My summary: Neural nets have massive "capacity" which means that, in the face of...

My summary:

Neural nets have massive "capacity" which means that, in the face of finite data sets, they can both (a) reasonably represent generalizable and non-generalizable functions and (b) can take on priors which do not distinguish between those classes of functions. The upshot is that after training, the posterior weight of robust/generalizable models will equal that of fragile/non-generalizable ones.

We need to believe that the priors that we actually use don't have that property if we're to believe in the posteriors produced by BNNs. Should we?

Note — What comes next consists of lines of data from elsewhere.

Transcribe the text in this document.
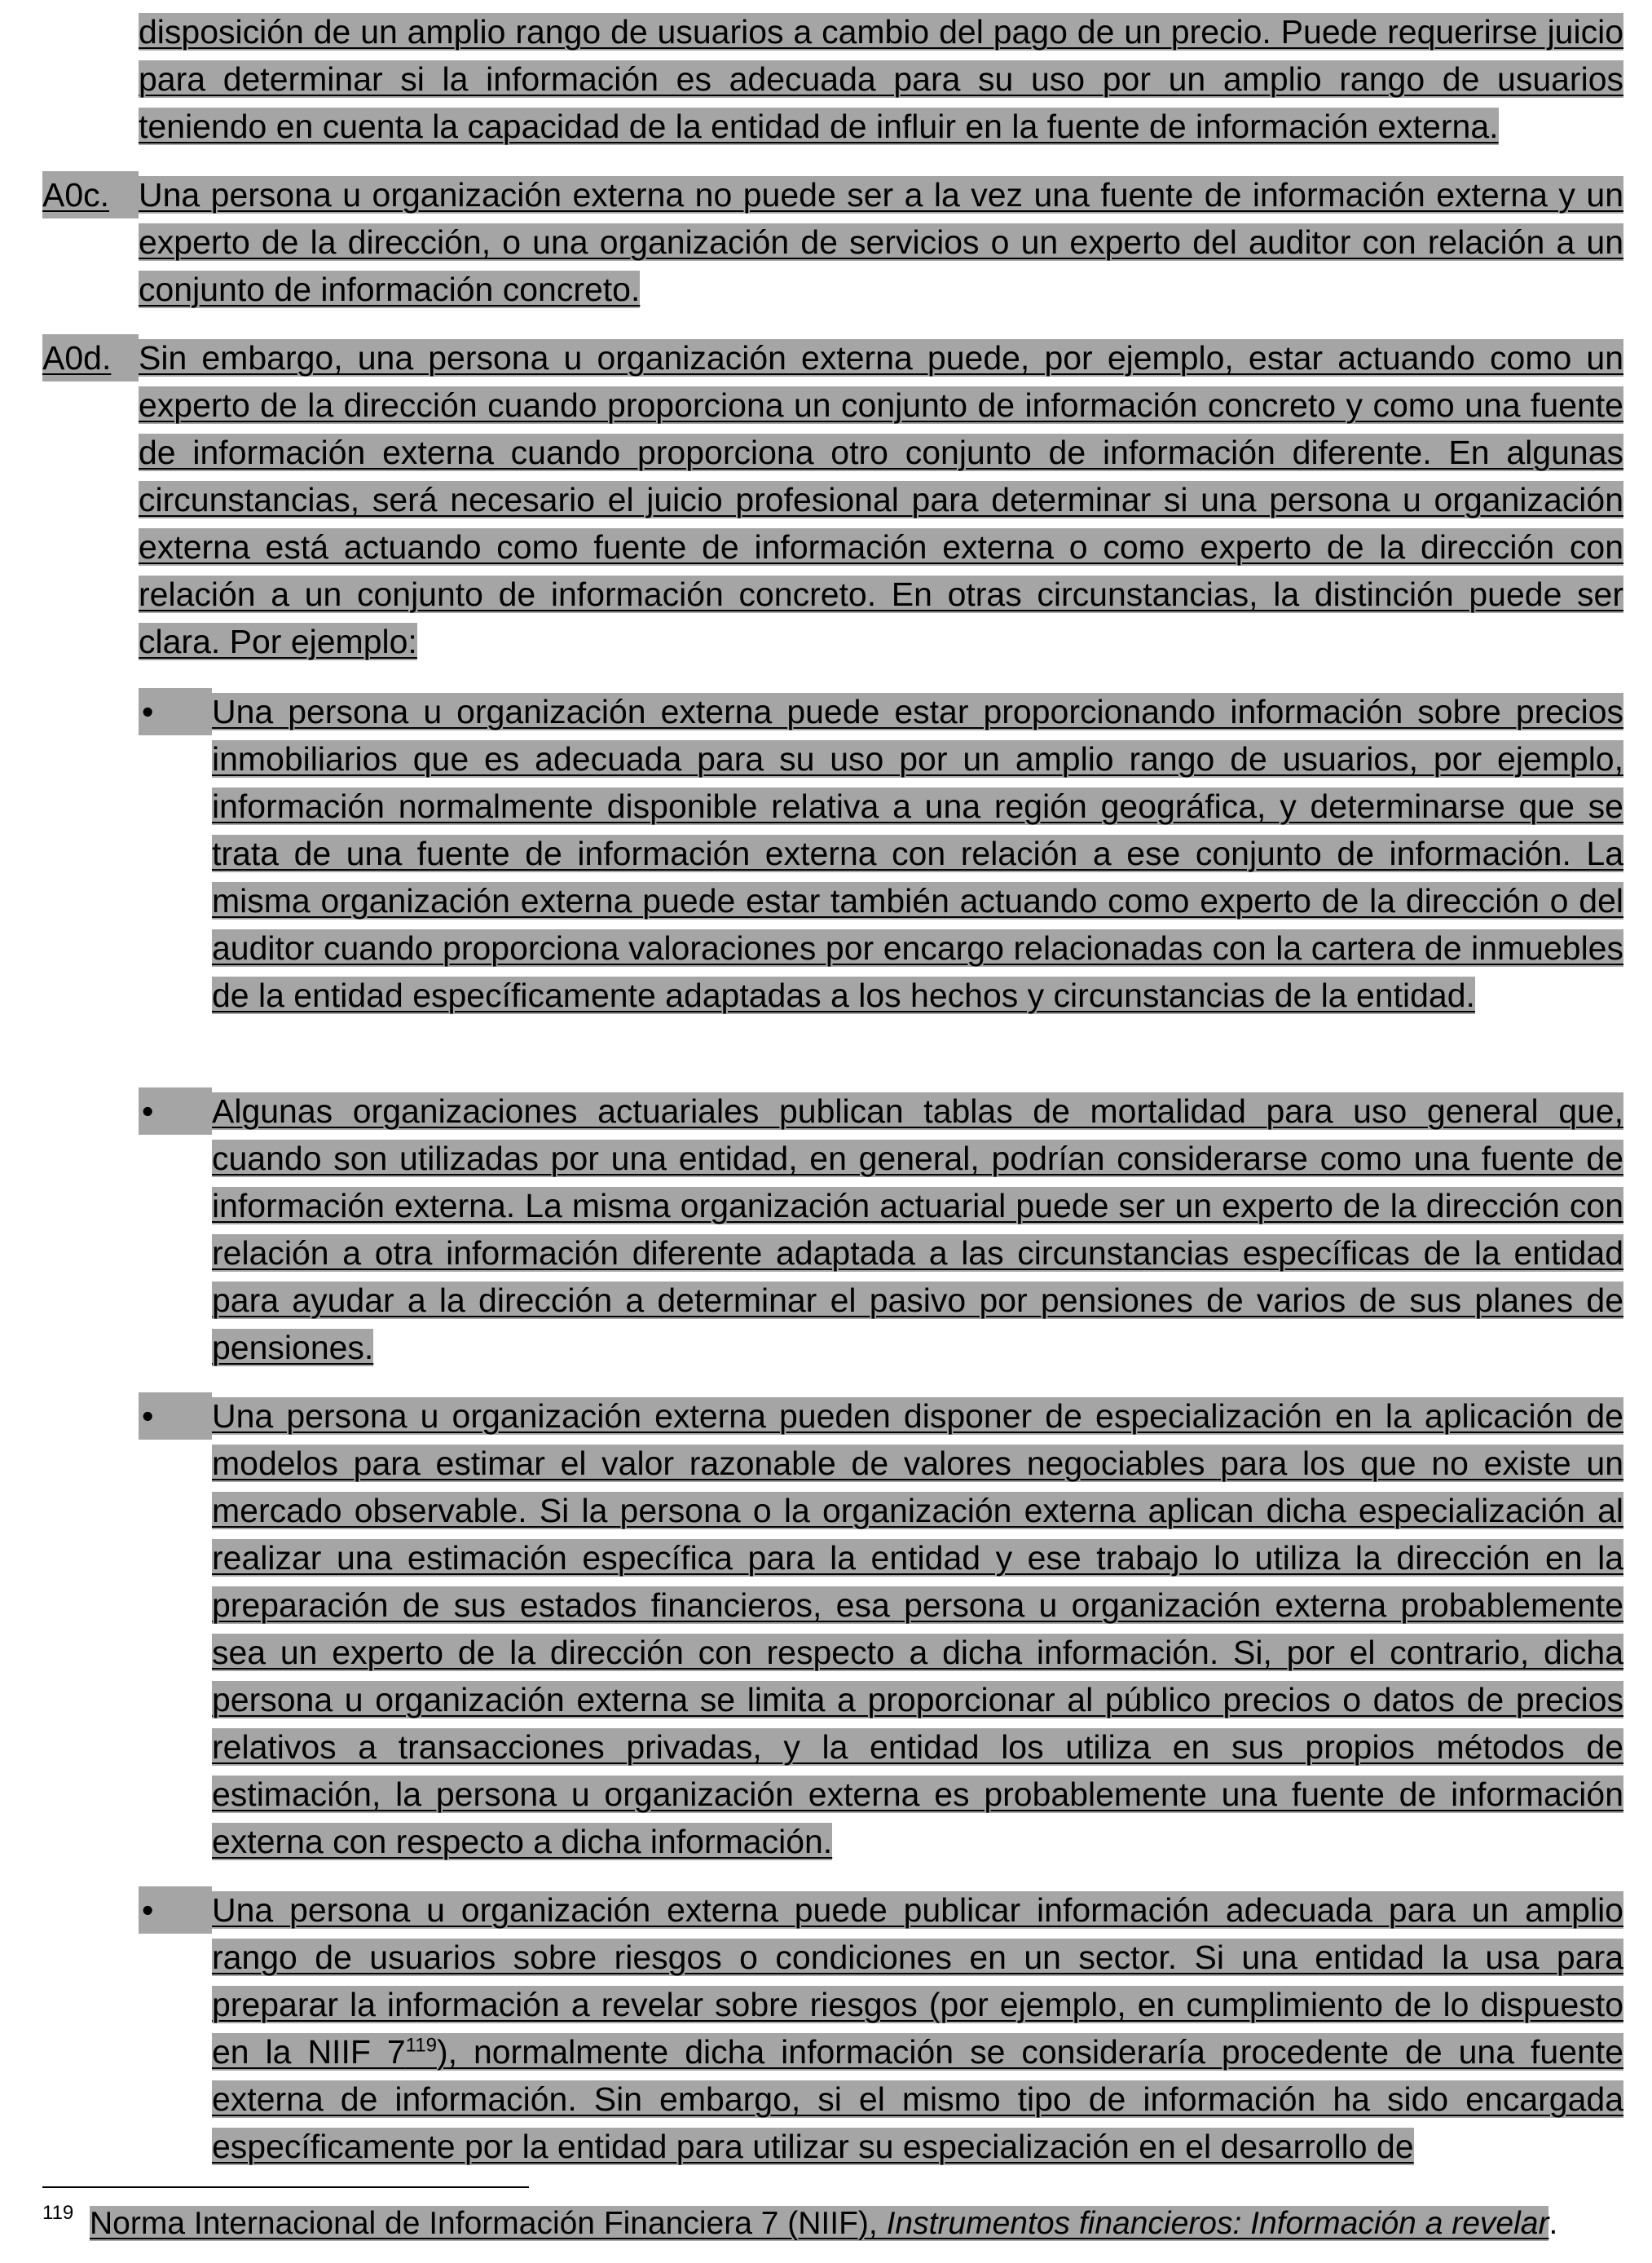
disposición de un amplio rango de usuarios a cambio del pago de un precio. Puede requerirse juicio para determinar si la información es adecuada para su uso por un amplio rango de usuarios teniendo en cuenta la capacidad de la entidad de influir en la fuente de información externa.

A0c. Una persona u organización externa no puede ser a la vez una fuente de información externa y un experto de la dirección, o una organización de servicios o un experto del auditor con relación a un conjunto de información concreto.

A0d. Sin embargo, una persona u organización externa puede, por ejemplo, estar actuando como un experto de la dirección cuando proporciona un conjunto de información concreto y como una fuente de información externa cuando proporciona otro conjunto de información diferente. En algunas circunstancias, será necesario el juicio profesional para determinar si una persona u organización externa está actuando como fuente de información externa o como experto de la dirección con relación a un conjunto de información concreto. En otras circunstancias, la distinción puede ser clara. Por ejemplo:

•	Una persona u organización externa puede estar proporcionando información sobre precios inmobiliarios que es adecuada para su uso por un amplio rango de usuarios, por ejemplo, información normalmente disponible relativa a una región geográfica, y determinarse que se trata de una fuente de información externa con relación a ese conjunto de información. La misma organización externa puede estar también actuando como experto de la dirección o del auditor cuando proporciona valoraciones por encargo relacionadas con la cartera de inmuebles de la entidad específicamente adaptadas a los hechos y circunstancias de la entidad.

•	Algunas organizaciones actuariales publican tablas de mortalidad para uso general que, cuando son utilizadas por una entidad, en general, podrían considerarse como una fuente de información externa. La misma organización actuarial puede ser un experto de la dirección con relación a otra información diferente adaptada a las circunstancias específicas de la entidad para ayudar a la dirección a determinar el pasivo por pensiones de varios de sus planes de pensiones.

•	Una persona u organización externa pueden disponer de especialización en la aplicación de modelos para estimar el valor razonable de valores negociables para los que no existe un mercado observable. Si la persona o la organización externa aplican dicha especialización al realizar una estimación específica para la entidad y ese trabajo lo utiliza la dirección en la preparación de sus estados financieros, esa persona u organización externa probablemente sea un experto de la dirección con respecto a dicha información. Si, por el contrario, dicha persona u organización externa se limita a proporcionar al público precios o datos de precios relativos a transacciones privadas, y la entidad los utiliza en sus propios métodos de estimación, la persona u organización externa es probablemente una fuente de información externa con respecto a dicha información.

•	Una persona u organización externa puede publicar información adecuada para un amplio rango de usuarios sobre riesgos o condiciones en un sector. Si una entidad la usa para preparar la información a revelar sobre riesgos (por ejemplo, en cumplimiento de lo dispuesto en la NIIF $7^{119}$), normalmente dicha información se consideraría procedente de una fuente externa de información. Sin embargo, si el mismo tipo de información ha sido encargada específicamente por la entidad para utilizar su especialización en el desarrollo de

119 Norma Internacional de Información Financiera 7 (NIIF), Instrumentos financieros: Información a revelar.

Today, priors in networks arise mostly out of network topology since initialization methods are somewhat constrained by practicalities in training. The article criticizes those who would assert that network topology (+ initialization) leads to a reasonable prior in the space of effective input -> output functions as realized by the network.

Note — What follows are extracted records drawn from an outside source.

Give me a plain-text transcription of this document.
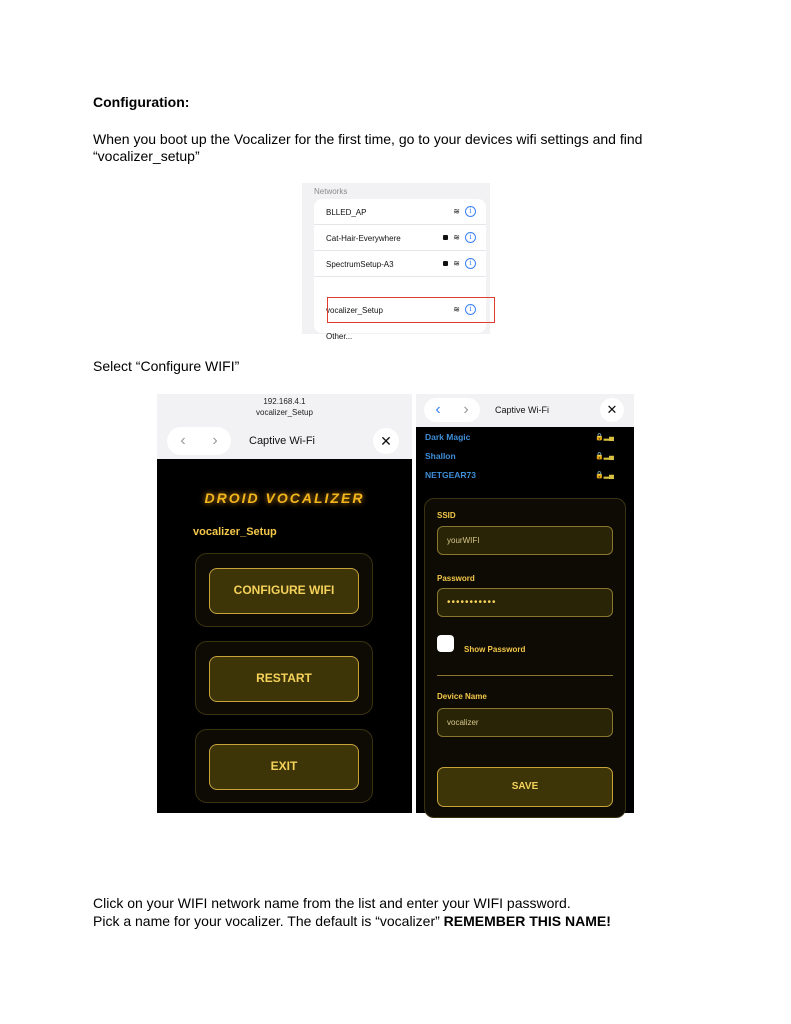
Configuration:
When you boot up the Vocalizer for the first time, go to your devices wifi settings and find
“vocalizer_setup”
Networks
BLLED_AP	≋	i
Cat-Hair-Everywhere	≋	i
SpectrumSetup-A3	≋	i
vocalizer_Setup	≋	i
Other...
Select “Configure WIFI”
192.168.4.1
vocalizer_Setup
‹ ›	Captive Wi-Fi	✕
DROID VOCALIZER
vocalizer_Setup
CONFIGURE WIFI
RESTART
EXIT
‹ ›	Captive Wi-Fi	✕
Dark Magic	🔒▂▄
Shallon	🔒▂▄
NETGEAR73	🔒▂▄
SSID
yourWIFI
Password
•••••••••••
Show Password
Device Name
vocalizer
SAVE
Click on your WIFI network name from the list and enter your WIFI password.
Pick a name for your vocalizer. The default is “vocalizer” REMEMBER THIS NAME!
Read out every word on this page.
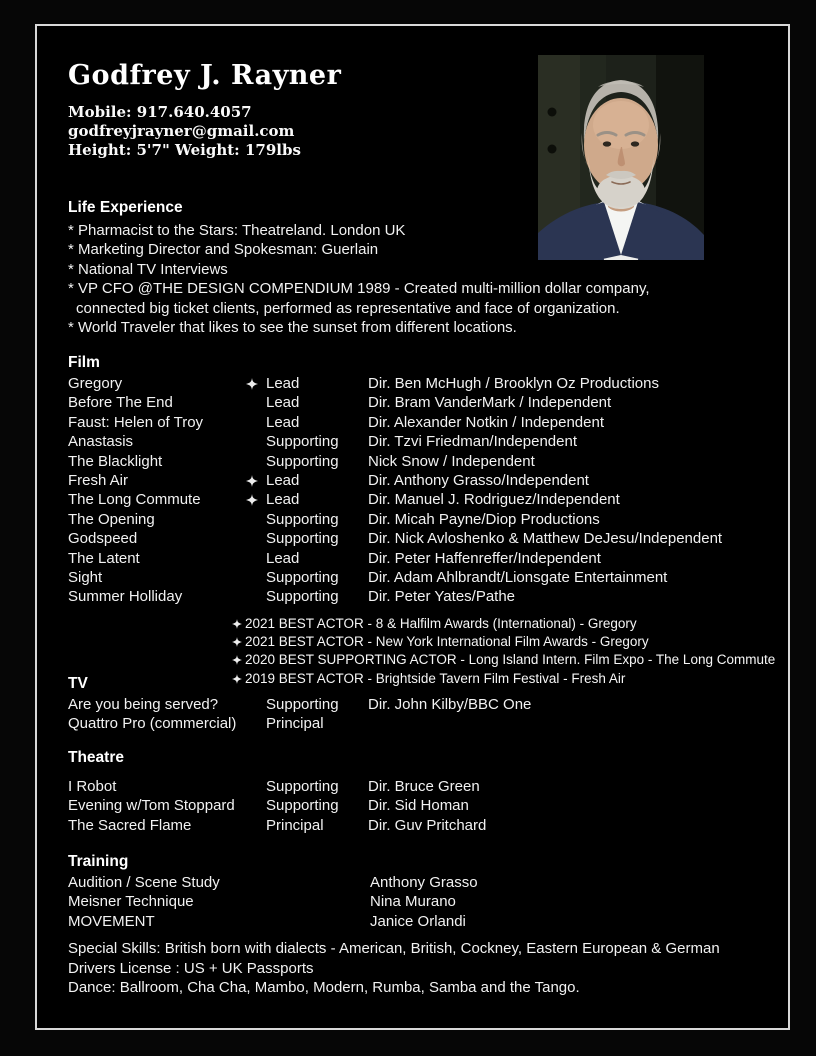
Godfrey J. Rayner
Mobile: 917.640.4057
godfreyjrayner@gmail.com
Height: 5'7" Weight: 179lbs
Life Experience
* Pharmacist to the Stars: Theatreland. London UK
* Marketing Director and Spokesman: Guerlain
* National TV Interviews
* VP CFO @THE DESIGN COMPENDIUM 1989 - Created multi-million dollar company,
connected big ticket clients, performed as representative and face of organization.
* World Traveler that likes to see the sunset from different locations.
Film
Gregory	Lead	Dir. Ben McHugh / Brooklyn Oz Productions
Before The End	Lead	Dir. Bram VanderMark / Independent
Faust: Helen of Troy	Lead	Dir. Alexander Notkin / Independent
Anastasis	Supporting	Dir. Tzvi Friedman/Independent
The Blacklight	Supporting	Nick Snow / Independent
Fresh Air	Lead	Dir. Anthony Grasso/Independent
The Long Commute	Lead	Dir. Manuel J. Rodriguez/Independent
The Opening	Supporting	Dir. Micah Payne/Diop Productions
Godspeed	Supporting	Dir. Nick Avloshenko & Matthew DeJesu/Independent
The Latent	Lead	Dir. Peter Haffenreffer/Independent
Sight	Supporting	Dir. Adam Ahlbrandt/Lionsgate Entertainment
Summer Holliday	Supporting	Dir. Peter Yates/Pathe
2021 BEST ACTOR - 8 & Halfilm Awards (International) - Gregory
2021 BEST ACTOR - New York International Film Awards - Gregory
2020 BEST SUPPORTING ACTOR - Long Island Intern. Film Expo - The Long Commute
2019 BEST ACTOR - Brightside Tavern Film Festival - Fresh Air
TV
Are you being served?	Supporting	Dir. John Kilby/BBC One
Quattro Pro (commercial)	Principal
Theatre
I Robot	Supporting	Dir. Bruce Green
Evening w/Tom Stoppard	Supporting	Dir. Sid Homan
The Sacred Flame	Principal	Dir. Guv Pritchard
Training
Audition / Scene Study	Anthony Grasso
Meisner Technique	Nina Murano
MOVEMENT	Janice Orlandi
Special Skills: British born with dialects - American, British, Cockney, Eastern European & German
Drivers License : US + UK Passports
Dance: Ballroom, Cha Cha, Mambo, Modern, Rumba, Samba and the Tango.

To put that in different terms, you might imagine an argument saying that network topologies are biologically inspired and thus represent a decent approximation of the space of "achievable" implementations of functions in the given task. But does an argument like this say anything about the generalization capability of functions favored by this prior? You might characterize this as "Easy" versus "Correct".

I'm not trying to actually represent argumentation that neural network topologies actually are reasonable in shaping "uninformative" Gaussian priors in the weight space into "uninformative" and "generalizable" priors in the function space. There may be some really good arguments out there. But, if we're going to understand NNs as reasonable Bayesian processes, then that question needs to be interrogated.